Political debate and institutions are the means through which a civilized society addresses its differences in order to avoid violence and "war."  The collective punishment inherent in tit for tat, guilt-by-association battles is not "winning;" America loses when terrible methods are mainstreamed and accepted.  That being said, do I believe that thoughtful liberals ought to consider the potential consequences of beyond-the-pale arguments, such as the oft-repeated charge that Republicans actively want to kill people through their policies?  I do.  Some of the vilification and dehumanizing discourse that surround our politics is out of hand, and perhaps the out-of-power party is typically more prone to such unhinged shouting.  Each side must self-police, and work to reign in its own worst rhetorical excesses, even -- or especially -- when tensions run high around difficult debates.  I also firmly believe that the Left must forcefully stamp out the growing belief among some in their coalition that "hateful" words or votes are akin to violence, and therefore violence is an acceptable response.  This concept is taking root on college campuses and among various strains of so-called "social justice warriors."  It normalizes the idea of force and physical coercion as a permissible response to offense or grievance.  Liberals must grapple with his problem.  

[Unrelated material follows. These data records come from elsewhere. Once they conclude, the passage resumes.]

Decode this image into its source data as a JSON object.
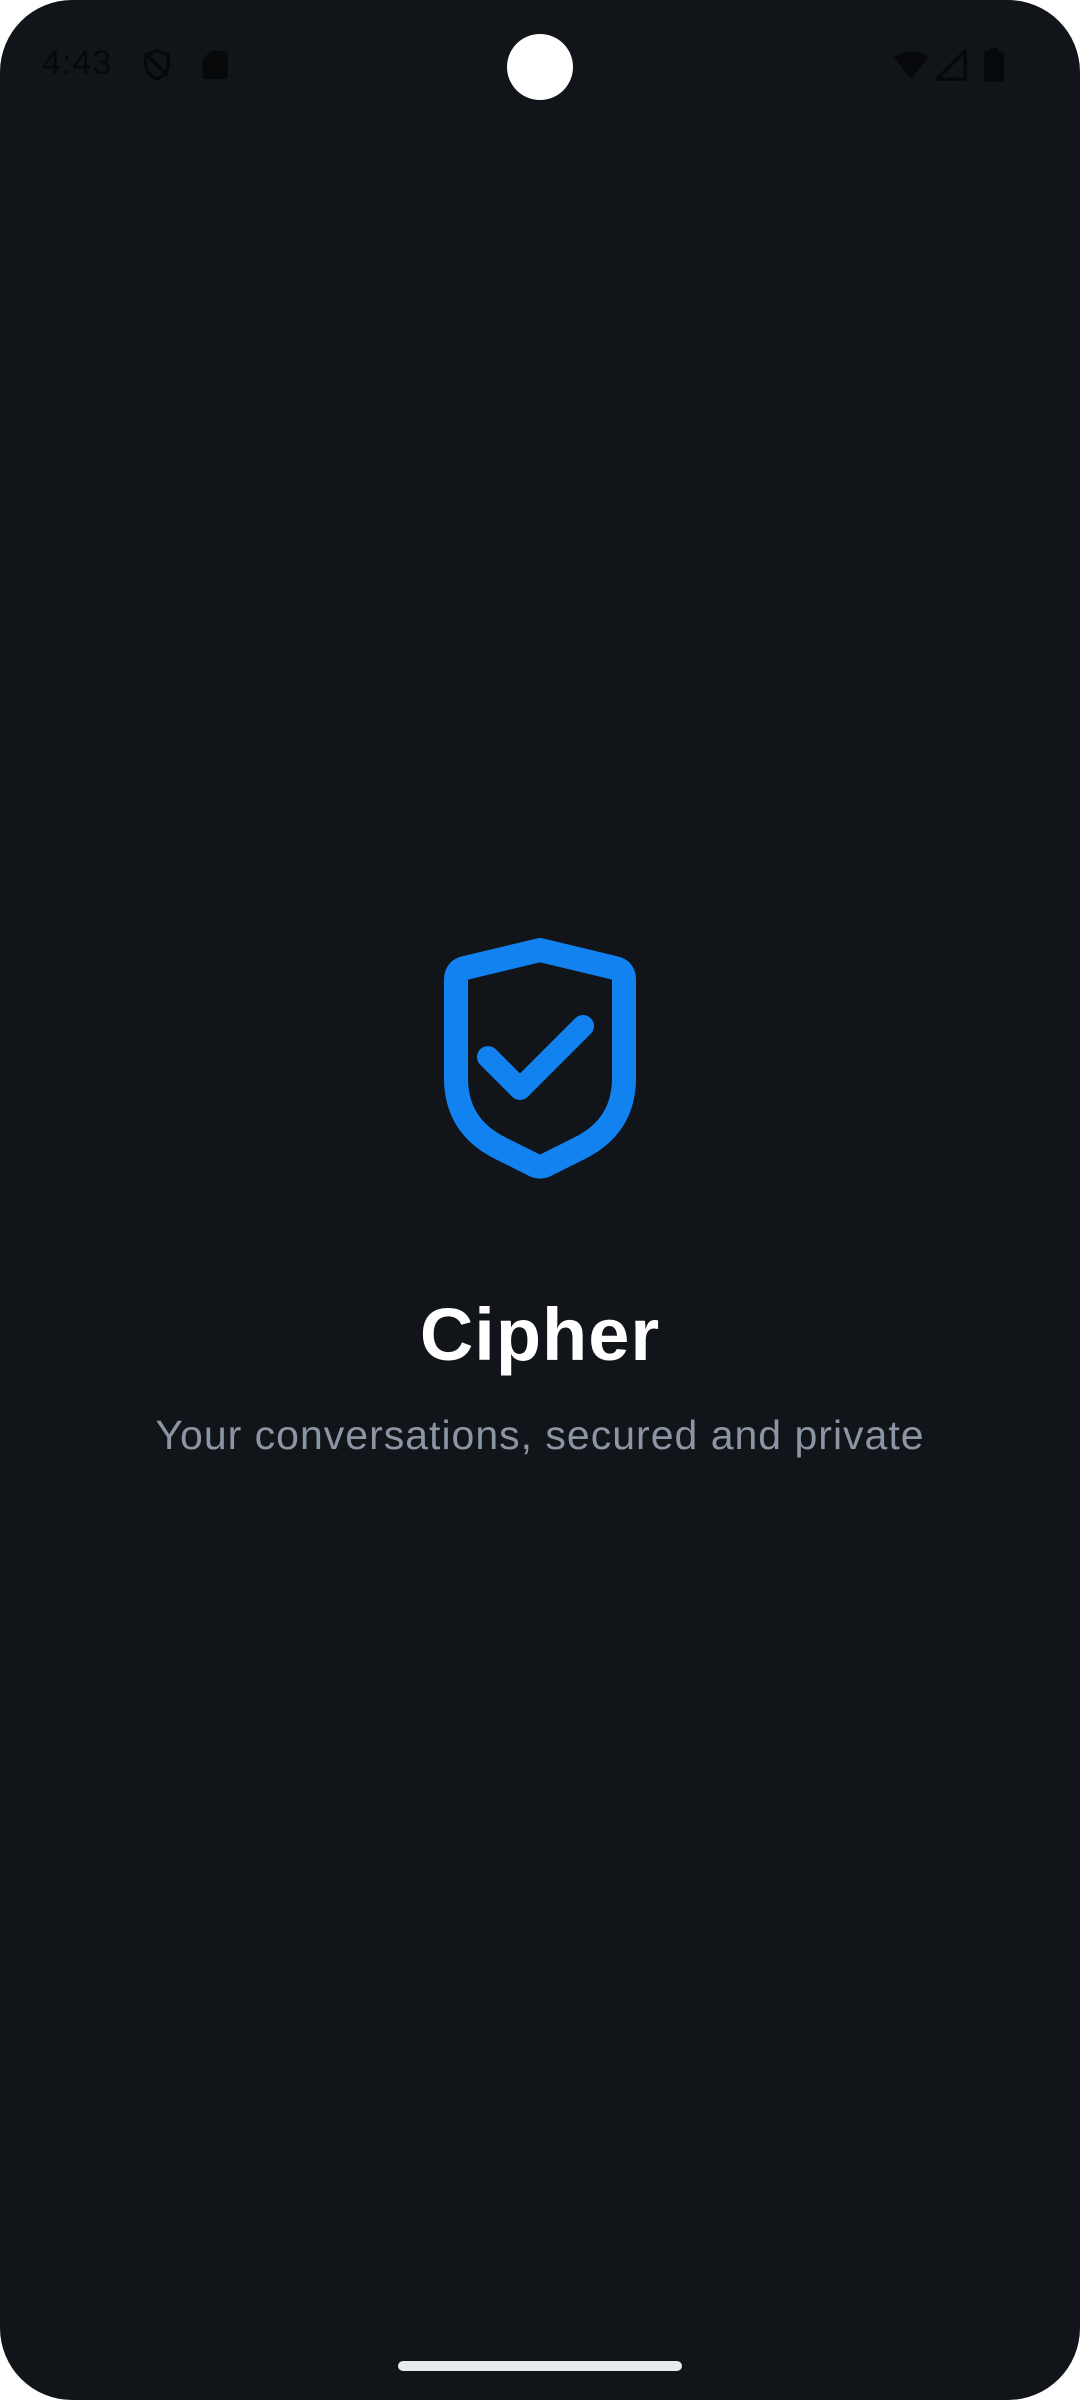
{
  "status_bar": {
    "time": "4:43",
    "left_icons": [
      "shield-off-icon",
      "sd-card-icon"
    ],
    "right_icons": [
      "wifi-icon",
      "cell-signal-icon",
      "battery-icon"
    ]
  },
  "splash": {
    "logo_icon": "shield-check-icon",
    "title": "Cipher",
    "tagline": "Your conversations, secured and private"
  },
  "colors": {
    "background": "#111419",
    "accent": "#1282f0",
    "title": "#ffffff",
    "tagline": "#8b95a3"
  }
}
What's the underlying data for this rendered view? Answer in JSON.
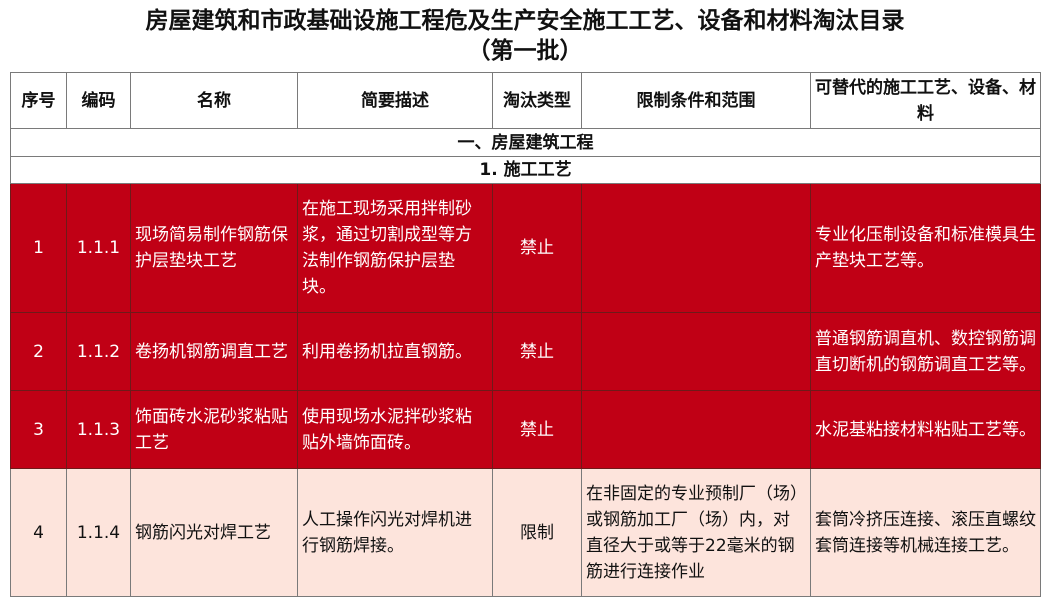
{
  "title": {
    "line1": "房屋建筑和市政基础设施工程危及生产安全施工工艺、设备和材料淘汰目录",
    "line2": "（第一批）"
  },
  "headers": {
    "seq": "序号",
    "code": "编码",
    "name": "名称",
    "desc": "简要描述",
    "type": "淘汰类型",
    "limit": "限制条件和范围",
    "alt": "可替代的施工工艺、设备、材料"
  },
  "section": "一、房屋建筑工程",
  "subsection": "1. 施工工艺",
  "colors": {
    "banned_row": "#c00015",
    "restricted_row": "#fde4dc",
    "section_text": "#1f5fb8"
  },
  "rows": [
    {
      "seq": "1",
      "code": "1.1.1",
      "name": "现场简易制作钢筋保护层垫块工艺",
      "desc": "在施工现场采用拌制砂浆，通过切割成型等方法制作钢筋保护层垫块。",
      "type": "禁止",
      "limit": "",
      "alt": "专业化压制设备和标准模具生产垫块工艺等。"
    },
    {
      "seq": "2",
      "code": "1.1.2",
      "name": "卷扬机钢筋调直工艺",
      "desc": "利用卷扬机拉直钢筋。",
      "type": "禁止",
      "limit": "",
      "alt": "普通钢筋调直机、数控钢筋调直切断机的钢筋调直工艺等。"
    },
    {
      "seq": "3",
      "code": "1.1.3",
      "name": "饰面砖水泥砂浆粘贴工艺",
      "desc": "使用现场水泥拌砂浆粘贴外墙饰面砖。",
      "type": "禁止",
      "limit": "",
      "alt": "水泥基粘接材料粘贴工艺等。"
    },
    {
      "seq": "4",
      "code": "1.1.4",
      "name": "钢筋闪光对焊工艺",
      "desc": "人工操作闪光对焊机进行钢筋焊接。",
      "type": "限制",
      "limit": "在非固定的专业预制厂（场）或钢筋加工厂（场）内，对直径大于或等于22毫米的钢筋进行连接作业",
      "alt": "套筒冷挤压连接、滚压直螺纹套筒连接等机械连接工艺。"
    }
  ]
}
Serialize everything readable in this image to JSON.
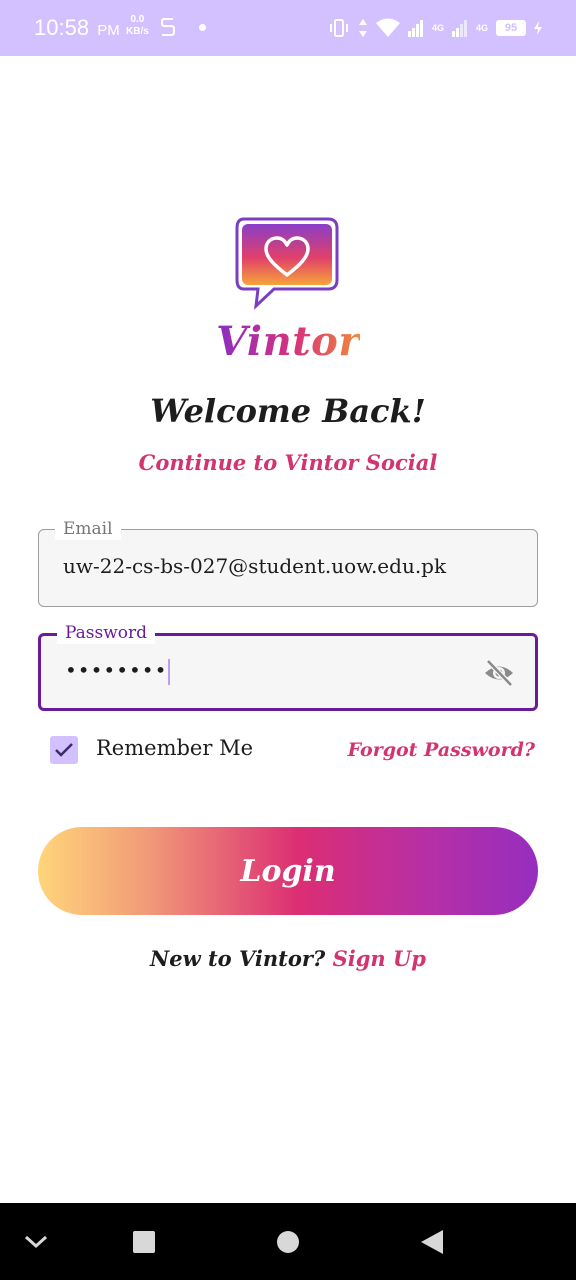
{
  "status_bar": {
    "time": "10:58",
    "ampm": "PM",
    "speed_value": "0.0",
    "speed_unit": "KB/s",
    "network_1": "4G",
    "network_2": "4G",
    "battery": "95",
    "background_color": "#d3c1ff"
  },
  "app": {
    "brand_name": "Vintor",
    "welcome_title": "Welcome Back!",
    "subtitle": "Continue to Vintor Social",
    "accent_color": "#d3336f",
    "primary_color": "#6a1b9a"
  },
  "form": {
    "email_label": "Email",
    "email_value": "uw-22-cs-bs-027@student.uow.edu.pk",
    "password_label": "Password",
    "password_value": "••••••••",
    "remember_label": "Remember Me",
    "remember_checked": true,
    "forgot_label": "Forgot Password?",
    "login_label": "Login"
  },
  "footer": {
    "signup_prompt": "New to Vintor?",
    "signup_link": "Sign Up"
  },
  "nav": {
    "items": [
      "chevron-down-icon",
      "recent-apps-icon",
      "home-icon",
      "back-icon"
    ]
  }
}
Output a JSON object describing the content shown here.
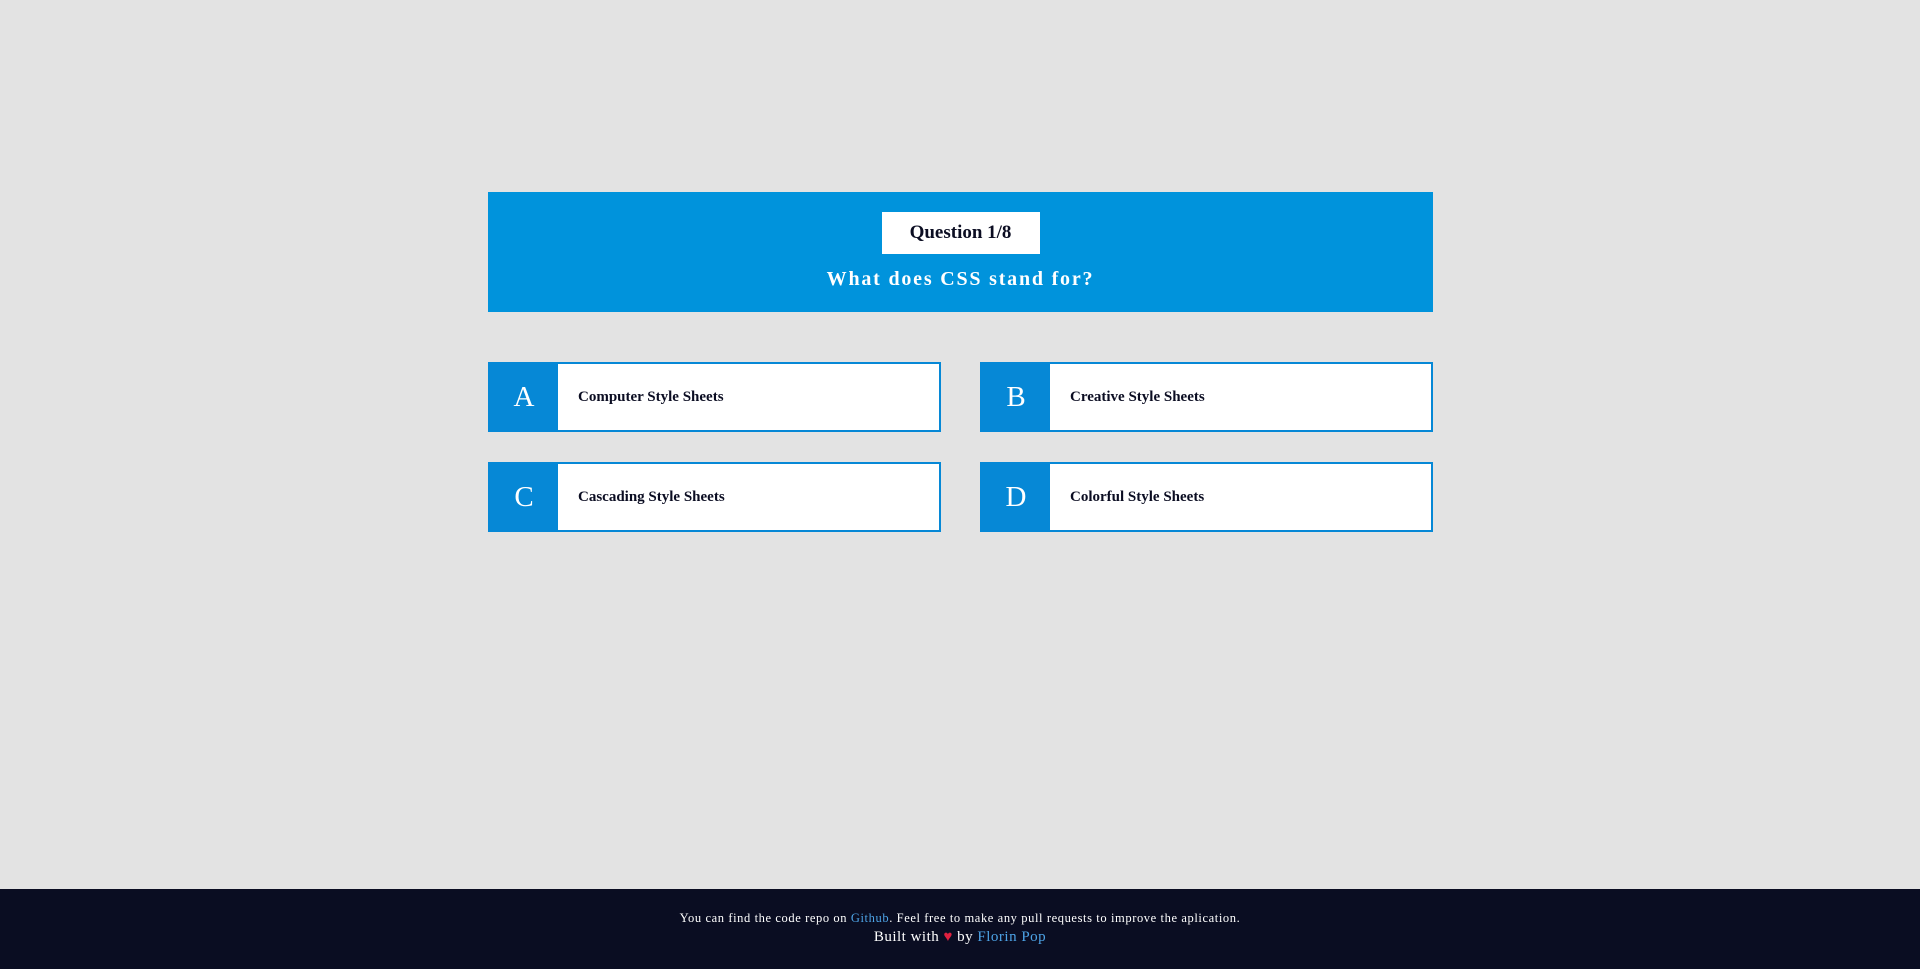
{
  "quiz": {
    "counter": "Question 1/8",
    "question": "What does CSS stand for?",
    "answers": [
      {
        "letter": "A",
        "text": "Computer Style Sheets"
      },
      {
        "letter": "B",
        "text": "Creative Style Sheets"
      },
      {
        "letter": "C",
        "text": "Cascading Style Sheets"
      },
      {
        "letter": "D",
        "text": "Colorful Style Sheets"
      }
    ]
  },
  "footer": {
    "line1_prefix": "You can find the code repo on ",
    "line1_link": "Github",
    "line1_suffix": ". Feel free to make any pull requests to improve the aplication.",
    "line2_prefix": "Built with ",
    "heart": "♥",
    "line2_by": " by ",
    "author_link": "Florin Pop"
  },
  "colors": {
    "background": "#e3e3e3",
    "header": "#0093dc",
    "answer_accent": "#0688d6",
    "footer": "#0a0d22",
    "link": "#4da3e6",
    "heart": "#e0203f"
  }
}
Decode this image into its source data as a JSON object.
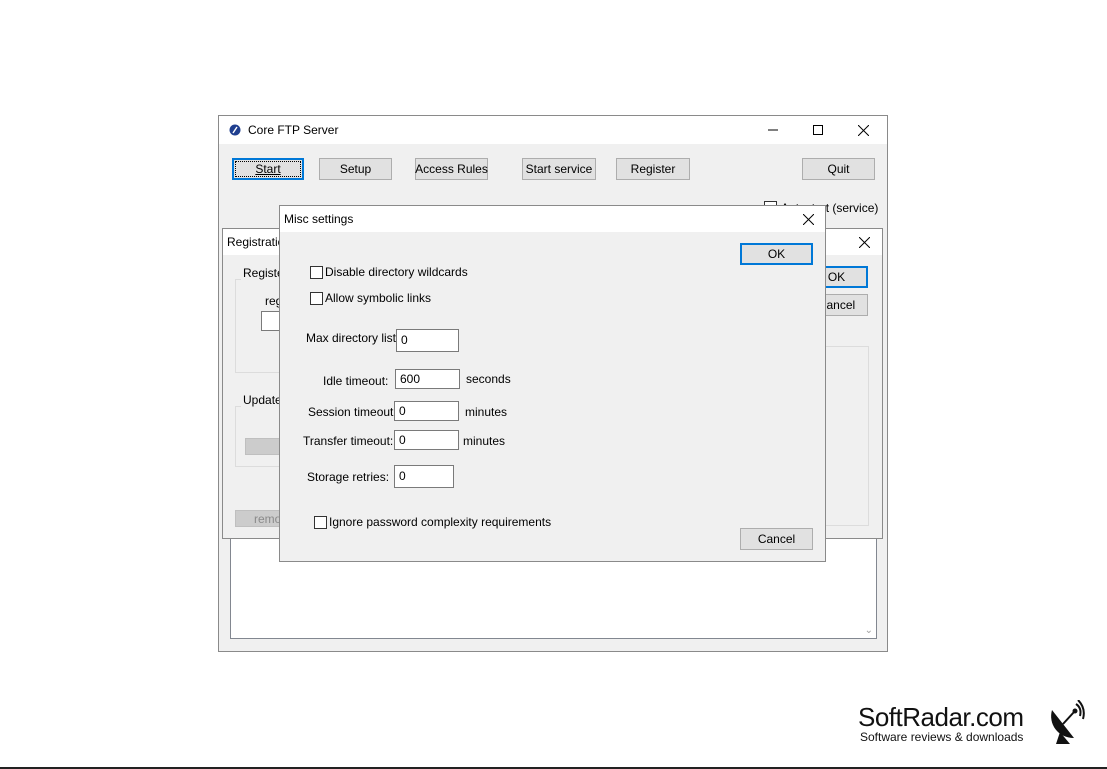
{
  "main_window": {
    "title": "Core FTP Server",
    "buttons": {
      "start": "Start",
      "setup": "Setup",
      "access_rules": "Access Rules",
      "start_service": "Start service",
      "register": "Register",
      "quit": "Quit"
    },
    "autostart_label": "Autostart (service)"
  },
  "registration_window": {
    "title": "Registration",
    "group_register": "Register",
    "reg_label": "reg",
    "group_update": "Update",
    "ok": "OK",
    "cancel": "Cancel",
    "remove": "remove"
  },
  "misc_dialog": {
    "title": "Misc settings",
    "ok": "OK",
    "cancel": "Cancel",
    "disable_wildcards": "Disable directory wildcards",
    "allow_symlinks": "Allow symbolic links",
    "max_dir_list_label": "Max directory list",
    "max_dir_list_value": "0",
    "idle_timeout_label": "Idle timeout:",
    "idle_timeout_value": "600",
    "idle_timeout_unit": "seconds",
    "session_timeout_label": "Session timeout:",
    "session_timeout_value": "0",
    "session_timeout_unit": "minutes",
    "transfer_timeout_label": "Transfer timeout:",
    "transfer_timeout_value": "0",
    "transfer_timeout_unit": "minutes",
    "storage_retries_label": "Storage retries:",
    "storage_retries_value": "0",
    "ignore_password": "Ignore password complexity requirements",
    "checkbox_states": {
      "disable_wildcards": false,
      "allow_symlinks": false,
      "ignore_password": false
    }
  },
  "watermark": {
    "brand": "SoftRadar.com",
    "tagline": "Software reviews & downloads"
  },
  "colors": {
    "focus_border": "#0078d7",
    "dialog_bg": "#f0f0f0",
    "titlebar_bg": "#ffffff"
  }
}
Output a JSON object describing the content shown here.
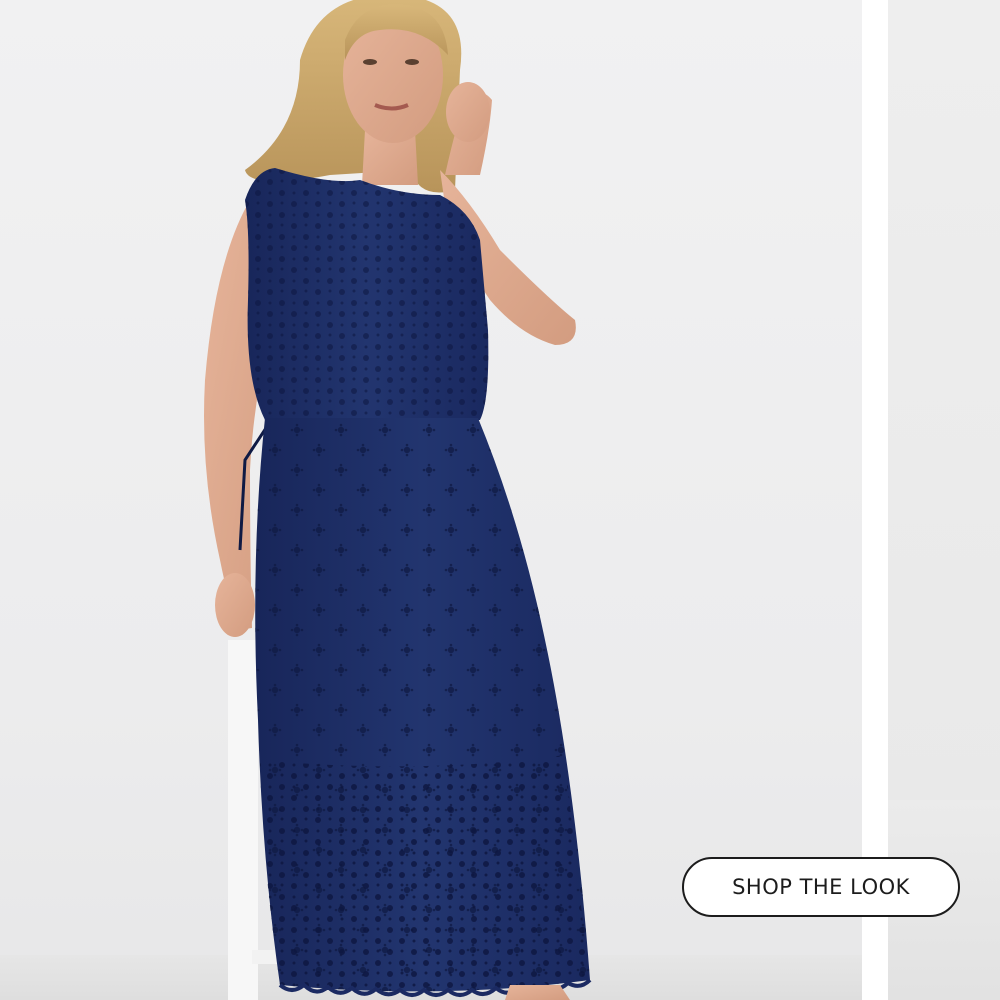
{
  "cta": {
    "label": "SHOP THE LOOK"
  },
  "colors": {
    "background": "#eeeeef",
    "dress": "#1e2e68",
    "button_border": "#1c1c1c",
    "button_fill": "#ffffff"
  }
}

Ultimately, however, using the heinous actions of a disturbed person as a cudgel against millions of law-abiding citizens who may share some of his political views is unfair and wrong.  If the pitched ideological battles of the day "require" a dumb, demagogic American circular firing squad, count me out.  On a more uplifting note, I'll leave you with two powerful images of shared humanity and values on a dark day in Washington.  First, a photograph of Democrats' baseball team huddling in prayer on behalf of their Republican colleagues, followed by Sen. Sanders (who has been pretty good on some free speech issues, even as his rhetoric at times veers into "eliminationist" territory) unequivocally denouncing and disavowing all forms of political violence:

Tomorrow night's charity Congressional baseball game will go on as planned.  This is exactly the right decision, and I hope Washingtonians set an attendance record -- both out of solidarity, and for great causes.  A moment of unity and perspective may yet emerge from this terrifying ordeal.  Play ball.